Nachteile sah man bei der Variante Lötschberg vor allem darin, dass diese nicht den gesamten Alpenkamm überwand und vom Wallis aus über die bestehende und in Italien recht steile Strecke am Simplon hätte geführt werden müssen. Hinzu kam, dass man im Aaretal nicht genügend freie Kapazität auf der Zufahrt von Basel hatte. Die Strecke Olten - Bern war stark ausgelastet und wäre so noch mehr belastet worden, da ja Verkehr vom Gotthard abgezogen worden wäre. Das Projekt hatte also auch Schwachstellen.

Zusammenfassend kann gesagt werden, dass diese Lösung nur eine halbe Flachbahn durch die Alpen geschaffen hätte. Die endgültige Lösung hätte auch noch einen neuen Tunnel am Simplon benötigt. Dieser war aber nicht geplant, da man ja den bisherigen Tunnel in einer Richtung ohne steile Steigungen erreichen konnte. Die steilen Rampen im Süden sah man in Bundesbern nicht als hinderlich an. Schliesslich ging es ja bergab und Bremsen konnten schliesslich auch die Wagen. Den Verkehr Süd – Nord hatte man nicht in die Überlegungen einbezogen.

Abschliessend kann hier noch gesagt werden, dass dieses Projekt in ungefähr der ausgeführten Variante entsprach. Einzig die geplanten Zufahrten von Thun zum Tunnel bei Frutigen wurden nicht gebaut. Den Grund dafür werden Sie später noch genau erfahren. Hier soll nur erwähnt werden, dass wir jetzt schon nahe am Ziel waren, wenn damals auch noch niemand daran glauben wollte. Zu speziell war der Lötschberg.
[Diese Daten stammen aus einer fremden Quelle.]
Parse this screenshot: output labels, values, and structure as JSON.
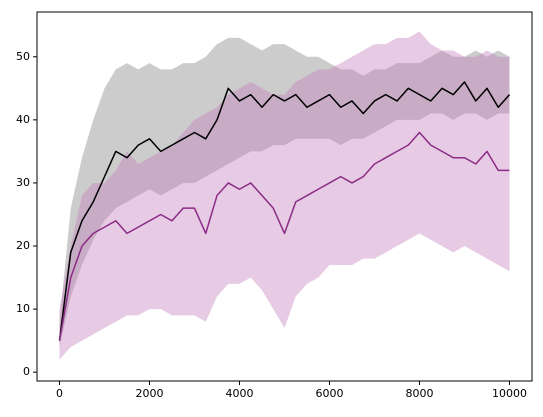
{
  "chart_data": {
    "type": "line",
    "x": [
      0,
      250,
      500,
      750,
      1000,
      1250,
      1500,
      1750,
      2000,
      2250,
      2500,
      2750,
      3000,
      3250,
      3500,
      3750,
      4000,
      4250,
      4500,
      4750,
      5000,
      5250,
      5500,
      5750,
      6000,
      6250,
      6500,
      6750,
      7000,
      7250,
      7500,
      7750,
      8000,
      8250,
      8500,
      8750,
      9000,
      9250,
      9500,
      9750,
      10000
    ],
    "series": [
      {
        "color": "#000000",
        "band_color": "#7f7f7f",
        "values": [
          5,
          19,
          24,
          27,
          31,
          35,
          34,
          36,
          37,
          35,
          36,
          37,
          38,
          37,
          40,
          45,
          43,
          44,
          42,
          44,
          43,
          44,
          42,
          43,
          44,
          42,
          43,
          41,
          43,
          44,
          43,
          45,
          44,
          43,
          45,
          44,
          46,
          43,
          45,
          42,
          44
        ],
        "upper": [
          8,
          26,
          34,
          40,
          45,
          48,
          49,
          48,
          49,
          48,
          48,
          49,
          49,
          50,
          52,
          53,
          53,
          52,
          51,
          52,
          52,
          51,
          50,
          50,
          49,
          48,
          48,
          47,
          48,
          48,
          49,
          49,
          49,
          50,
          51,
          50,
          50,
          51,
          50,
          51,
          50
        ],
        "lower": [
          4,
          12,
          17,
          21,
          24,
          26,
          27,
          28,
          29,
          28,
          29,
          30,
          30,
          31,
          32,
          33,
          34,
          35,
          35,
          36,
          36,
          37,
          37,
          37,
          37,
          36,
          37,
          37,
          38,
          39,
          40,
          40,
          40,
          41,
          41,
          40,
          41,
          41,
          40,
          41,
          41
        ]
      },
      {
        "color": "#8b2c87",
        "band_color": "#c27ab8",
        "values": [
          5,
          15,
          20,
          22,
          23,
          24,
          22,
          23,
          24,
          25,
          24,
          26,
          26,
          22,
          28,
          30,
          29,
          30,
          28,
          26,
          22,
          27,
          28,
          29,
          30,
          31,
          30,
          31,
          33,
          34,
          35,
          36,
          38,
          36,
          35,
          34,
          34,
          33,
          35,
          32,
          32
        ],
        "upper": [
          10,
          20,
          28,
          30,
          30,
          32,
          35,
          33,
          34,
          35,
          36,
          38,
          40,
          41,
          42,
          44,
          45,
          46,
          45,
          44,
          44,
          46,
          47,
          48,
          48,
          49,
          50,
          51,
          52,
          52,
          53,
          53,
          54,
          52,
          51,
          51,
          50,
          50,
          51,
          50,
          50
        ],
        "lower": [
          2,
          4,
          5,
          6,
          7,
          8,
          9,
          9,
          10,
          10,
          9,
          9,
          9,
          8,
          12,
          14,
          14,
          15,
          13,
          10,
          7,
          12,
          14,
          15,
          17,
          17,
          17,
          18,
          18,
          19,
          20,
          21,
          22,
          21,
          20,
          19,
          20,
          19,
          18,
          17,
          16
        ]
      }
    ],
    "band_opacity": 0.4,
    "xlim": [
      -500,
      10500
    ],
    "xticks": [
      0,
      2000,
      4000,
      6000,
      8000,
      10000
    ],
    "ylim": [
      -1.4,
      57.1
    ],
    "yticks": [
      0,
      10,
      20,
      30,
      40,
      50
    ],
    "grid": false
  }
}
Gotthard: Die Variante zwei war dann der Gotthard-Basistunnel. Dank ihm hätte die stark belastete Bergstrecke entlastet werden können. Die Zufahrt aus dem Raum Basel erfolgte nicht mehr über ländliche Gebiete und beeinträchtige den Verkehr im Raum Zürich. Man plante die Züge von Basel nach Zürich zu führen und dann mit Hilfe der Tunnels am Zimmerberg, Gotthard und neu auch Ceneri in den Süden zu führen.

So wären Basel und Zürich ohne zusätzliche Äste an die Strecke angeschlossen worden. Besonders der Rangierbahnhof im Limmattal war direkt an die Achse angeschlossen.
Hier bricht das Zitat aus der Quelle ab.